How his invention could affect our lives: It can help researchers determine how foggy goggles will become under different circumstances.

What the actual patent says: “A new simulator of the human head and animal bodies mimics moisture transpiration from eyes and skin and heat emission. The present invention used to demonstrate and quantify anti-fogging performance of goggles and apparel.”

Meet the inventor: Talkative, eccentric and lab-coated, Robert Hockaday perfectly fits the stereotype of the mad Los Alamos scientist. He has numerous experiments sitting around his lab—including one human head simulator.
To be honest, SFR was expecting to find a sweating mannequin head in the Los Alamos lab, perhaps in a test tube-filled room where Olivia Newton-John’s “Let’s Get Physical” blares over loudspeakers, for dramatic effect.

No such luck. Instead, just a tall, clear beaker, standing maybe three feet high, with heated water inside and a porous piece of black fabric covering what appear to be eyeholes.

Hockaday cranks up the heat on the “head” to body temperature, and it begins to perspire.

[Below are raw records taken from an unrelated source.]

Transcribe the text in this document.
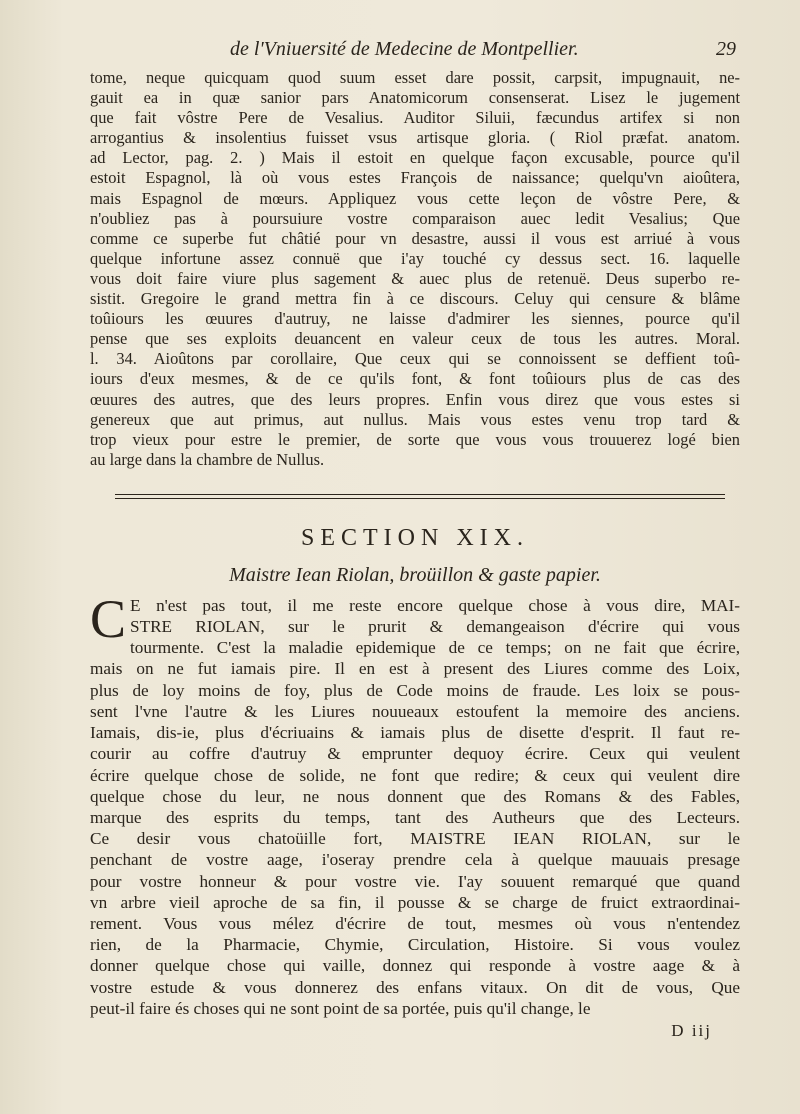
de l'Vniuersité de Medecine de Montpellier.	29
tome, neque quicquam quod suum esset dare possit, carpsit, impugnauit, ne-
gauit ea in quæ sanior pars Anatomicorum consenserat. Lisez le jugement
que fait vôstre Pere de Vesalius. Auditor Siluii, fæcundus artifex si non
arrogantius & insolentius fuisset vsus artisque gloria. ( Riol præfat. anatom.
ad Lector, pag. 2. ) Mais il estoit en quelque façon excusable, pource qu'il
estoit Espagnol, là où vous estes François de naissance; quelqu'vn aioûtera,
mais Espagnol de mœurs. Appliquez vous cette leçon de vôstre Pere, &
n'oubliez pas à poursuiure vostre comparaison auec ledit Vesalius; Que
comme ce superbe fut châtié pour vn desastre, aussi il vous est arriué à vous
quelque infortune assez connuë que i'ay touché cy dessus sect. 16. laquelle
vous doit faire viure plus sagement & auec plus de retenuë. Deus superbo re-
sistit. Gregoire le grand mettra fin à ce discours. Celuy qui censure & blâme
toûiours les œuures d'autruy, ne laisse d'admirer les siennes, pource qu'il
pense que ses exploits deuancent en valeur ceux de tous les autres. Moral.
l. 34. Aioûtons par corollaire, Que ceux qui se connoissent se deffient toû-
iours d'eux mesmes, & de ce qu'ils font, & font toûiours plus de cas des
œuures des autres, que des leurs propres. Enfin vous direz que vous estes si
genereux que aut primus, aut nullus. Mais vous estes venu trop tard &
trop vieux pour estre le premier, de sorte que vous vous trouuerez logé bien
au large dans la chambre de Nullus.
SECTION XIX.
Maistre Iean Riolan, broüillon & gaste papier.
C E n'est pas tout, il me reste encore quelque chose à vous dire, MAI-
STRE RIOLAN, sur le prurit & demangeaison d'écrire qui vous
tourmente. C'est la maladie epidemique de ce temps; on ne fait que écrire,
mais on ne fut iamais pire. Il en est à present des Liures comme des Loix,
plus de loy moins de foy, plus de Code moins de fraude. Les loix se pous-
sent l'vne l'autre & les Liures nouueaux estoufent la memoire des anciens.
Iamais, dis-ie, plus d'écriuains & iamais plus de disette d'esprit. Il faut re-
courir au coffre d'autruy & emprunter dequoy écrire. Ceux qui veulent
écrire quelque chose de solide, ne font que redire; & ceux qui veulent dire
quelque chose du leur, ne nous donnent que des Romans & des Fables,
marque des esprits du temps, tant des Autheurs que des Lecteurs.
Ce desir vous chatoüille fort, MAISTRE IEAN RIOLAN, sur le
penchant de vostre aage, i'oseray prendre cela à quelque mauuais presage
pour vostre honneur & pour vostre vie. I'ay souuent remarqué que quand
vn arbre vieil aproche de sa fin, il pousse & se charge de fruict extraordinai-
rement. Vous vous mélez d'écrire de tout, mesmes où vous n'entendez
rien, de la Pharmacie, Chymie, Circulation, Histoire. Si vous voulez
donner quelque chose qui vaille, donnez qui responde à vostre aage & à
vostre estude & vous donnerez des enfans vitaux. On dit de vous, Que
peut-il faire és choses qui ne sont point de sa portée, puis qu'il change, le
D iij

The invention was the result of another one. He wanted to invent goggles that could withstand the rigors of war, so he could sell them to the Department of Defense. He did so—soldiers are currently wearing Hockaday’s goggles—but while working on that project, he realized he needed to test his eyewear in real-life circumstances. He began running around the office trying to work up a sweat while wearing the goggles. But that was not very scientific. “You need a controlled environment,” Hockaday says. That’s when he came up with the heat simulator, which can get as hot as 122 degrees Fahrenheit and as cold as -4.

“We jokingly call it ‘Jughead,’” Hockaday says. “We made it originally from a pretzel barrel, then cut out an eye area and put in a very thin water-permeable membrane.”

He says everyone who sees Jughead loves it—his kids especially.